Of course, this is Yahtzee we’re talking about, so folks were probably expecting the humor. The existential angst, philosophical ramifications and metaphysical discussions, on the other hand, might catch some readers off-guard. The humor, in point of fact, begins to feel like something of a gateway drug. It’s the hook that pulls you into the story so Yahtzee can drive home what he’s really on about. The narrative goes some very dark places. It’s well done and presented in a very interesting way, so it wasn’t that jarring for me, but readers expecting the rapid-fire dirty jokes of Zero Punctuation may be filled with confusion.
If Mogworld has a flaw, it’s the decision Yahtzee made to write the novel in the first person. While it does draw in the reader and underscores the sort of immersion Yahtzee is always discussing in his reviews, there are a few moments where it feels less like Jim is his own character and more a mouthpiece for Yahtzee’s personal opinions and philosophies. Considering how much of Yahtzee’s voice and humor permeates the novel, Jim comes dangerously close to becoming an Author Avatar. Thankfully, as the novel goes on it feels more like Yahtzee is flirting with that distinction rather than being completely ignorant of it or knowingly crossing the line to speak to us directly about how silly or stupid we are to believe whatever we do that he does not. It’s gotta be hard to carry on a serious discussion on these subjects when your tongue is planted in your cheek, after all.

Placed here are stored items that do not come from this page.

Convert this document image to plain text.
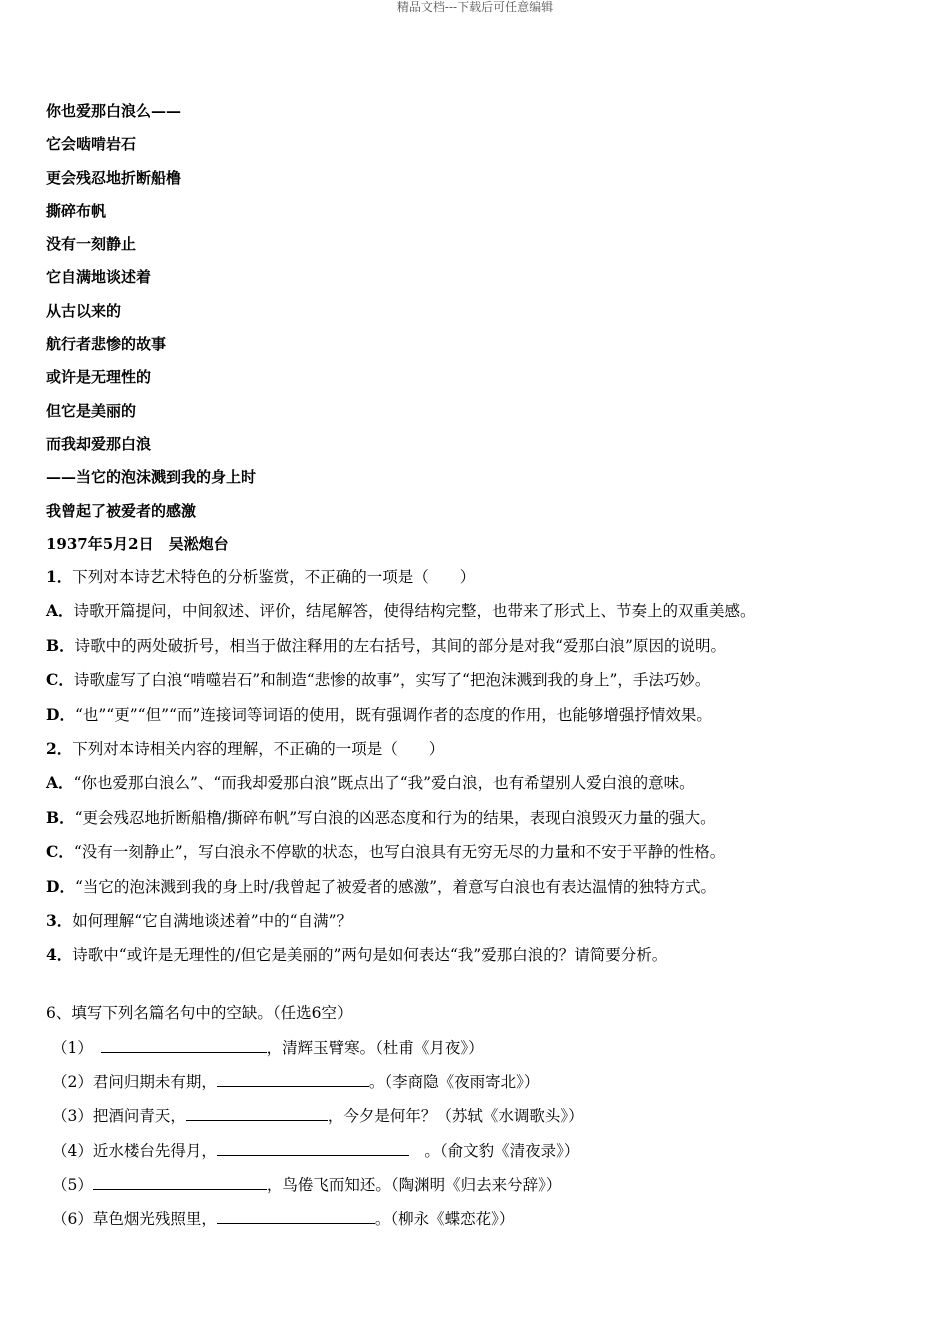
精品文档---下载后可任意编辑
你也爱那白浪么——
它会啮啃岩石
更会残忍地折断船橹
撕碎布帆
没有一刻静止
它自满地谈述着
从古以来的
航行者悲惨的故事
或许是无理性的
但它是美丽的
而我却爱那白浪
——当它的泡沫溅到我的身上时
我曾起了被爱者的感激
1937年5月2日　吴淞炮台
1．下列对本诗艺术特色的分析鉴赏，不正确的一项是（　　）
A．诗歌开篇提问，中间叙述、评价，结尾解答，使得结构完整，也带来了形式上、节奏上的双重美感。
B．诗歌中的两处破折号，相当于做注释用的左右括号，其间的部分是对我“爱那白浪”原因的说明。
C．诗歌虚写了白浪“啃噬岩石”和制造“悲惨的故事”，实写了“把泡沫溅到我的身上”，手法巧妙。
D．“也”“更”“但”“而”连接词等词语的使用，既有强调作者的态度的作用，也能够增强抒情效果。
2．下列对本诗相关内容的理解，不正确的一项是（　　）
A．“你也爱那白浪么”、“而我却爱那白浪”既点出了“我”爱白浪，也有希望别人爱白浪的意味。
B．“更会残忍地折断船橹/撕碎布帆”写白浪的凶恶态度和行为的结果，表现白浪毁灭力量的强大。
C．“没有一刻静止”，写白浪永不停歇的状态，也写白浪具有无穷无尽的力量和不安于平静的性格。
D．“当它的泡沫溅到我的身上时/我曾起了被爱者的感激”，着意写白浪也有表达温情的独特方式。
3．如何理解“它自满地谈述着”中的“自满”？
4．诗歌中“或许是无理性的/但它是美丽的”两句是如何表达“我”爱那白浪的？请简要分析。
6、填写下列名篇名句中的空缺。（任选6空）
（1）　	，清辉玉臂寒。（杜甫《月夜》）
（2）君问归期未有期，	。（李商隐《夜雨寄北》）
（3）把酒问青天，	，今夕是何年？（苏轼《水调歌头》）
（4）近水楼台先得月，	　。（俞文豹《清夜录》）
（5）	，鸟倦飞而知还。（陶渊明《归去来兮辞》）
（6）草色烟光残照里，	。（柳永《蝶恋花》）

It’s really hard to hold a flaw this minor against the overall result when the humor is this funny, the characters this memorable and the jibes this cutting. For a novel, Mogworld is very good. As a first novel, it’s excellent, bordering on the fantastic. And for anybody out there struggling to put a novel together, it’s a challenge. Yahtzee got this written, edited and published while maintaining his web series and opening the Mana Bar. It puts the following question to other writers: “What’s your excuse?”